The increasing adoption of endovascular therapies may not only explain unnecessary procedures but also why vascular surgeons are involved in an identity crisis. As endovascular procedures replace open surgeries, new graduates and even older surgeons may begin to feel uncomfortable performing complex surgeries. As a result, vascular surgeons are now so endo-oriented that we hardly operate. Further, it appears as if our vascular training programs are producing interventional radiologists or cardiologists and not vascular surgeons. If all we offer are endovascular therapies, we will not be able to delineate ourselves from other physicians. We need to reassure our patients and referring doctors that we are still the only specialty that can perform all methods of treatment for our patients, be it medications, surgery, balloons, stents, or whatever. Equally important is that we assure them that the therapeutic modality that we select will be the most appropriate and will not be driven by extraneous factors. Accordingly, we must reign in our wayward colleagues or face unacceptable repercussions.

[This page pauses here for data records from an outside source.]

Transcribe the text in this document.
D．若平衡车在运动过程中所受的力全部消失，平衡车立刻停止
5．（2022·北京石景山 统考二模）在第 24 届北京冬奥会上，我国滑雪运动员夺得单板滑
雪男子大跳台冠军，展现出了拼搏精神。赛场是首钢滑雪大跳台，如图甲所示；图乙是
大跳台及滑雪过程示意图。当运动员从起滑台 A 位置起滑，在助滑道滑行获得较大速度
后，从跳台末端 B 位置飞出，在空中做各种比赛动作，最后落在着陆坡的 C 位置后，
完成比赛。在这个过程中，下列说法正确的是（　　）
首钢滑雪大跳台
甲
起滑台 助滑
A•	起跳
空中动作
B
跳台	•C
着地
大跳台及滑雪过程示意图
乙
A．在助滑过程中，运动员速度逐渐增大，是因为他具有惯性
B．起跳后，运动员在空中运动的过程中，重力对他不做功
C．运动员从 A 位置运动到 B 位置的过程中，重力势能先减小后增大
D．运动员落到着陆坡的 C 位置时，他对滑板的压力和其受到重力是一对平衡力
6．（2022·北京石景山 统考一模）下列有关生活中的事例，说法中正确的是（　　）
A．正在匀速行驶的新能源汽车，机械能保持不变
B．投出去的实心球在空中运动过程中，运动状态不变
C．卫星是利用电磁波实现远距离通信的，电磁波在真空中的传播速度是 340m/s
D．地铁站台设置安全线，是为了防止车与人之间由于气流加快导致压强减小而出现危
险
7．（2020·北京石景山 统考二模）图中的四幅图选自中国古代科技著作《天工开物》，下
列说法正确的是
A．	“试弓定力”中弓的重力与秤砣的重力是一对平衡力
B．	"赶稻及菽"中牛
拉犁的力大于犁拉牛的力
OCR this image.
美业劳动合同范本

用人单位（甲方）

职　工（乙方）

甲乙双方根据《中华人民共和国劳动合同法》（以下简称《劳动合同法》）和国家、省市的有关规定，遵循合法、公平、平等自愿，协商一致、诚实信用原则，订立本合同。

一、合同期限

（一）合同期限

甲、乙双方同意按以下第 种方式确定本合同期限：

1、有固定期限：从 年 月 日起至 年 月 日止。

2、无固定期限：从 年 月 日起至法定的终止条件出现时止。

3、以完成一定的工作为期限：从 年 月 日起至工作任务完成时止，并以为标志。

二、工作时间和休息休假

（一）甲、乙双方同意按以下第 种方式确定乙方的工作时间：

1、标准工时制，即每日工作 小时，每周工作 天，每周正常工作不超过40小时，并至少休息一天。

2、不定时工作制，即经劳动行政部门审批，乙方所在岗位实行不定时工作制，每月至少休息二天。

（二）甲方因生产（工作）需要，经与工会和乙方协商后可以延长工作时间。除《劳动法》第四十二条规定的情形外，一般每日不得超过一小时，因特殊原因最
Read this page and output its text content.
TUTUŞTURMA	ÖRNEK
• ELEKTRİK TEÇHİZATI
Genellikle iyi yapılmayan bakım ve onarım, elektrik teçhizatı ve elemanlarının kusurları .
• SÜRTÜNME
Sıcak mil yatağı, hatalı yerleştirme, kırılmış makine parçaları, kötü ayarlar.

University institutions have Morbidity and Mortality conferences to evaluate staff surgeons’ performance. Credentials committees have the ability to withdraw privileges for persistent inappropriate indications. Outpatient centers need to establish similar panels so that peer pressure can ensure appropriate treatment. The goal should be remedial education and not punishment. We need to make these “Dark Knights” aware of how their actions have a negative effect on the rest of us. Because, if left unchecked, castigation in the media and government action will punish all vascular surgeons and our legendary contributions to the management of vascular disease will fade from memory, just like Arthur and his knightly court.
Dr. Samson is a physician in the practice of Samson, Showalter, Lepore, and Nair, and clinical professor of surgery, Florida State University.